2

I have read around 5-10 different posts on this subject and none of the give a clear example. they explain the backstory.

  1. i have a MySQL database with records from number "1" to "500000"
  2. I want the URLS to be based on these record ID numbers
  3. I want the URL to stay at a constant between 3-5 numbers

Example:

http://wwwurl.com/1 would be http://wwwurl.com/ASd234s again http://wwwurl.com/5000000 would be http://wwwurl.com/Y2v0R4r

Can I get a clear exmaple of a function code to make this work, thanks.

Yoshi
  • 54,081
  • 14
  • 89
  • 103
basickarl
  • 37,187
  • 64
  • 214
  • 335
  • 1
    I assume you don't want those "urls" to be predictable/sequential .. right? – Aziz Apr 24 '12 at 09:40
  • Another question: Do you want to store those mappings (number -> url) in the database? or do you want the urls to be calculated from the number using some function? – Aziz Apr 24 '12 at 09:42
  • A third question: what part are you facing difficulties with? is it the generation of those URLs and numbers? or is it the handling of the URL requests using PHP? – Aziz Apr 24 '12 at 09:43
  • 1
    You may want to look at some tutorials on how to create url-shorter in PHP. Here is a good one: http://devlup.com/programming/php/create-url-shortener-php/853/ – Aziz Apr 24 '12 at 11:00
  • But your examples have 7 characters? – symcbean Apr 24 '12 at 12:09
  • 1) Doesn't matter! 2) Yes stored! 3) Getting a randomized url that will not exceed 5chars! 4) Will do! 5) Was only an example! Want a youtube like url shortner so to speak! – basickarl May 18 '12 at 08:33
  • Thank you Aziz you answered my question with that link! – basickarl May 18 '12 at 08:39

2 Answers2

0

A very stupid example - use e.g. substr(md5($id), 10, 15), where $id is Your 1-500000 record ID number. The probability of generating the same hash between position 10 and 15 (but You can also use positions 24-28, etc) within a 32 char hashcode is limiting to zero...

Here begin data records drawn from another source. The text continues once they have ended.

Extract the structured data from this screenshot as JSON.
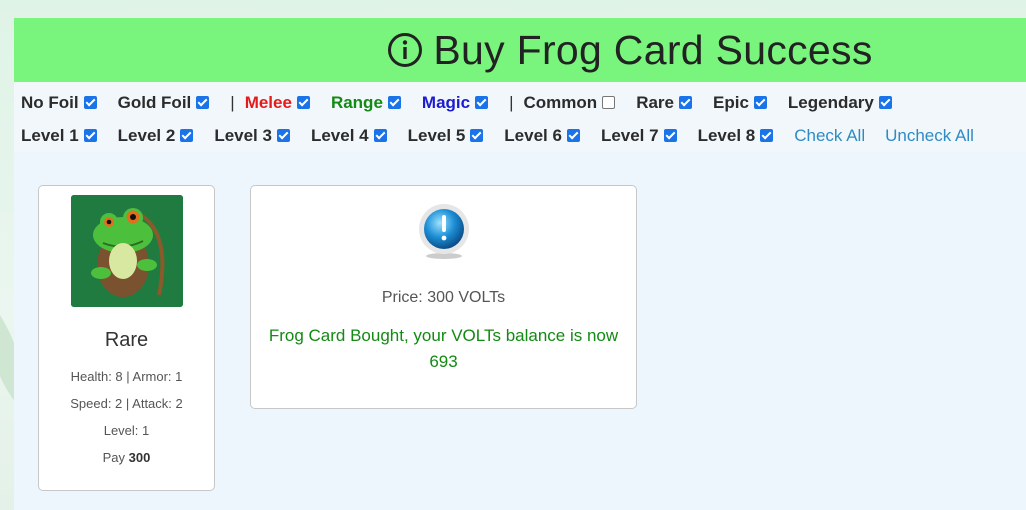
{
  "header": {
    "title": "Buy Frog Card Success",
    "icon": "info-circle-icon"
  },
  "filters": {
    "no_foil": "No Foil",
    "gold_foil": "Gold Foil",
    "separator": "|",
    "melee": "Melee",
    "range": "Range",
    "magic": "Magic",
    "common": "Common",
    "rare": "Rare",
    "epic": "Epic",
    "legendary": "Legendary",
    "levels": [
      "Level 1",
      "Level 2",
      "Level 3",
      "Level 4",
      "Level 5",
      "Level 6",
      "Level 7",
      "Level 8"
    ],
    "check_all": "Check All",
    "uncheck_all": "Uncheck All",
    "checked": {
      "no_foil": true,
      "gold_foil": true,
      "melee": true,
      "range": true,
      "magic": true,
      "common": false,
      "rare": true,
      "epic": true,
      "legendary": true,
      "levels": [
        true,
        true,
        true,
        true,
        true,
        true,
        true,
        true
      ]
    }
  },
  "card": {
    "rarity": "Rare",
    "health_armor": "Health: 8 | Armor: 1",
    "speed_attack": "Speed: 2 | Attack: 2",
    "level": "Level: 1",
    "pay_label": "Pay",
    "pay_value": "300",
    "image": "frog-archer-image"
  },
  "message": {
    "price": "Price: 300 VOLTs",
    "result": "Frog Card Bought, your VOLTs balance is now 693",
    "icon": "exclamation-icon"
  },
  "colors": {
    "header_bg": "#79f57e",
    "melee": "#e51b1b",
    "range": "#138a13",
    "magic": "#1b1bd1",
    "success": "#138a13",
    "link": "#2f8bc4"
  }
}
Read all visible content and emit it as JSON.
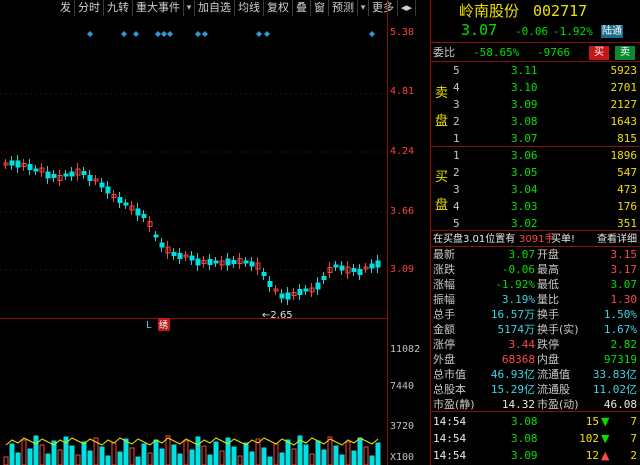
{
  "toolbar": {
    "items": [
      "发",
      "分时",
      "九转",
      "重大事件",
      "",
      "加自选",
      "均线",
      "复权",
      "叠",
      "窗",
      "预测",
      "",
      "更多"
    ],
    "nav_icon": "◂▸"
  },
  "stock": {
    "name": "岭南股份",
    "code": "002717",
    "price": "3.07",
    "change": "-0.06",
    "change_pct": "-1.92%",
    "tag": "陆通"
  },
  "weibi": {
    "label": "委比",
    "ratio": "-58.65%",
    "diff": "-9766",
    "buy_btn": "买",
    "sell_btn": "卖"
  },
  "sell_side_label": [
    "卖",
    "盘"
  ],
  "buy_side_label": [
    "买",
    "盘"
  ],
  "asks": [
    {
      "level": "5",
      "price": "3.11",
      "vol": "5923"
    },
    {
      "level": "4",
      "price": "3.10",
      "vol": "2701"
    },
    {
      "level": "3",
      "price": "3.09",
      "vol": "2127"
    },
    {
      "level": "2",
      "price": "3.08",
      "vol": "1643"
    },
    {
      "level": "1",
      "price": "3.07",
      "vol": "815"
    }
  ],
  "bids": [
    {
      "level": "1",
      "price": "3.06",
      "vol": "1896"
    },
    {
      "level": "2",
      "price": "3.05",
      "vol": "547"
    },
    {
      "level": "3",
      "price": "3.04",
      "vol": "473"
    },
    {
      "level": "4",
      "price": "3.03",
      "vol": "176"
    },
    {
      "level": "5",
      "price": "3.02",
      "vol": "351"
    }
  ],
  "notice": {
    "prefix": "在买盘3.01位置有",
    "amount": "3091手",
    "suffix": "买单!",
    "link": "查看详细"
  },
  "stats": [
    {
      "l1": "最新",
      "v1": "3.07",
      "c1": "green",
      "l2": "开盘",
      "v2": "3.15",
      "c2": "red"
    },
    {
      "l1": "涨跌",
      "v1": "-0.06",
      "c1": "green",
      "l2": "最高",
      "v2": "3.17",
      "c2": "red"
    },
    {
      "l1": "涨幅",
      "v1": "-1.92%",
      "c1": "green",
      "l2": "最低",
      "v2": "3.07",
      "c2": "green"
    },
    {
      "l1": "振幅",
      "v1": "3.19%",
      "c1": "cyan",
      "l2": "量比",
      "v2": "1.30",
      "c2": "red"
    },
    {
      "l1": "总手",
      "v1": "16.57万",
      "c1": "cyan",
      "l2": "换手",
      "v2": "1.50%",
      "c2": "cyan"
    },
    {
      "l1": "金额",
      "v1": "5174万",
      "c1": "cyan",
      "l2": "换手(实)",
      "v2": "1.67%",
      "c2": "cyan"
    },
    {
      "l1": "涨停",
      "v1": "3.44",
      "c1": "red",
      "l2": "跌停",
      "v2": "2.82",
      "c2": "green"
    },
    {
      "l1": "外盘",
      "v1": "68368",
      "c1": "red",
      "l2": "内盘",
      "v2": "97319",
      "c2": "green"
    },
    {
      "l1": "总市值",
      "v1": "46.93亿",
      "c1": "cyan",
      "l2": "流通值",
      "v2": "33.83亿",
      "c2": "cyan"
    },
    {
      "l1": "总股本",
      "v1": "15.29亿",
      "c1": "cyan",
      "l2": "流通股",
      "v2": "11.02亿",
      "c2": "cyan"
    },
    {
      "l1": "市盈(静)",
      "v1": "14.32",
      "c1": "white",
      "l2": "市盈(动)",
      "v2": "46.08",
      "c2": "white"
    }
  ],
  "ticks": [
    {
      "time": "14:54",
      "price": "3.08",
      "vol": "15",
      "dir": "down",
      "n": "7"
    },
    {
      "time": "14:54",
      "price": "3.08",
      "vol": "102",
      "dir": "down",
      "n": "7"
    },
    {
      "time": "14:54",
      "price": "3.09",
      "vol": "12",
      "dir": "up",
      "n": "2"
    }
  ],
  "price_axis": [
    "5.38",
    "4.81",
    "4.24",
    "3.66",
    "3.09"
  ],
  "volume_axis": [
    "11082",
    "7440",
    "3720",
    "X100"
  ],
  "chart_labels": {
    "low_label": "2.65",
    "l_marker": "L",
    "badge": "绣"
  },
  "colors": {
    "up": "#ff4040",
    "down": "#00e0e0",
    "event": "#2a9cd8"
  }
}
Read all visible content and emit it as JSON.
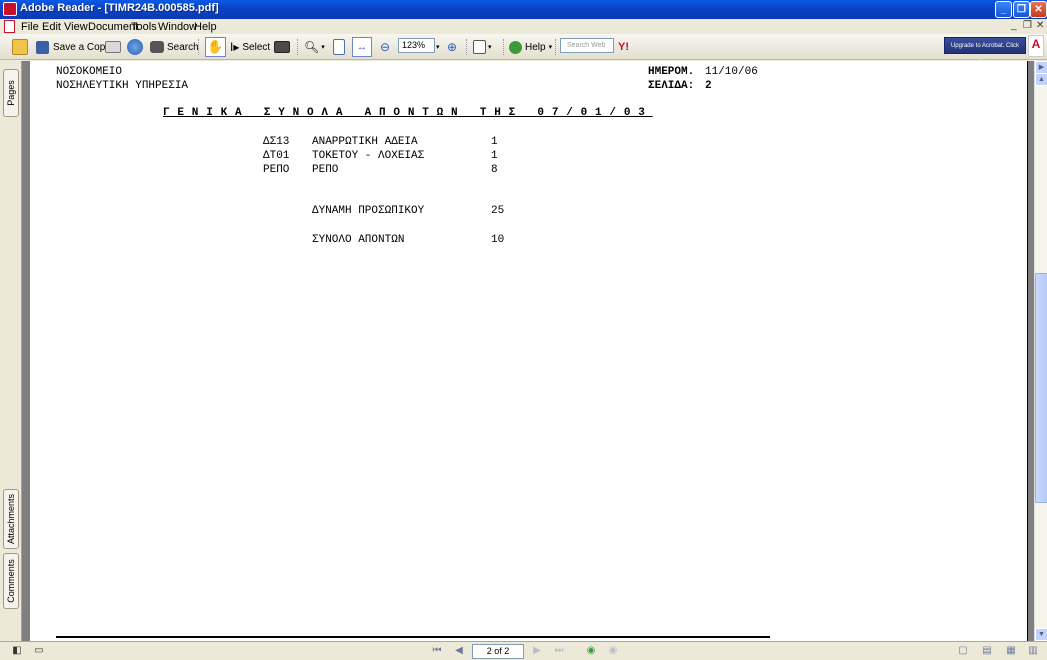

It would be also better to save the mappings ID <-> HASH to a DB table to find the relevant record based on URL easily.

Whole source code - hash creation, URL rewriting, mappings saving and record retrieval based on URL is a very complex problematic that could be implemented in thousands variations and depends mainly on the programmer skills, experiences and also on the system he is implementing this into...

shadyyx
  • 15,825
  • 6
  • 60
  • 95
  • 1
    Using a small substring of MD5 (5 characters) will generate TOO MANY collisions. substring of 5 characters (hex digits) will have about 1M possibilities, and the question is suggesting 500K records (about half the number of possibilities). The collisions will just be too many. Check http://stackoverflow.com/questions/4681913/substr-md5-collision – Aziz Apr 24 '12 at 10:17
  • Of course this could be enhanced - I gave only a very primitive example. Though didn't know that the problematic of collision probability is so huge, gosh... Also some checks should be done when generating hashes that the actually generated hash is unique etc. – shadyyx Apr 24 '12 at 10:32
  • Or using of some TEA algorythm could help... Like here: http://en.wikipedia.org/wiki/Tiny_Encryption_Algorithm (and PHP implementation: http://www.php-einfach.de/sonstiges_generator_xtea.php). – shadyyx Apr 24 '12 at 10:36
0

To reduce the id number to a shorter string convert to base 35....

 $short_id=base_convert($id, 10, 35);

If you want to make it more difficult to predict what the sequence is, pad it out and xor with a known string:

 function shortcode($id)
 {
   $short_id=str_pad($short_id, 4, '0', STR_PAD_LEFT);
   $final='';
   $key='a59t'; // 500000 = 'bn5p'
   for ($x=0; $x<strlen($short_id); $x++) {
     $final=chr('0') | (ord(substr($short_id, $x, 1)) ^ ord(substr($key, $x, 1));
   }
   return $final;
 }

And to get the original id back, just reverse the process.

symcbean
  • 47,736
  • 6
  • 59
  • 94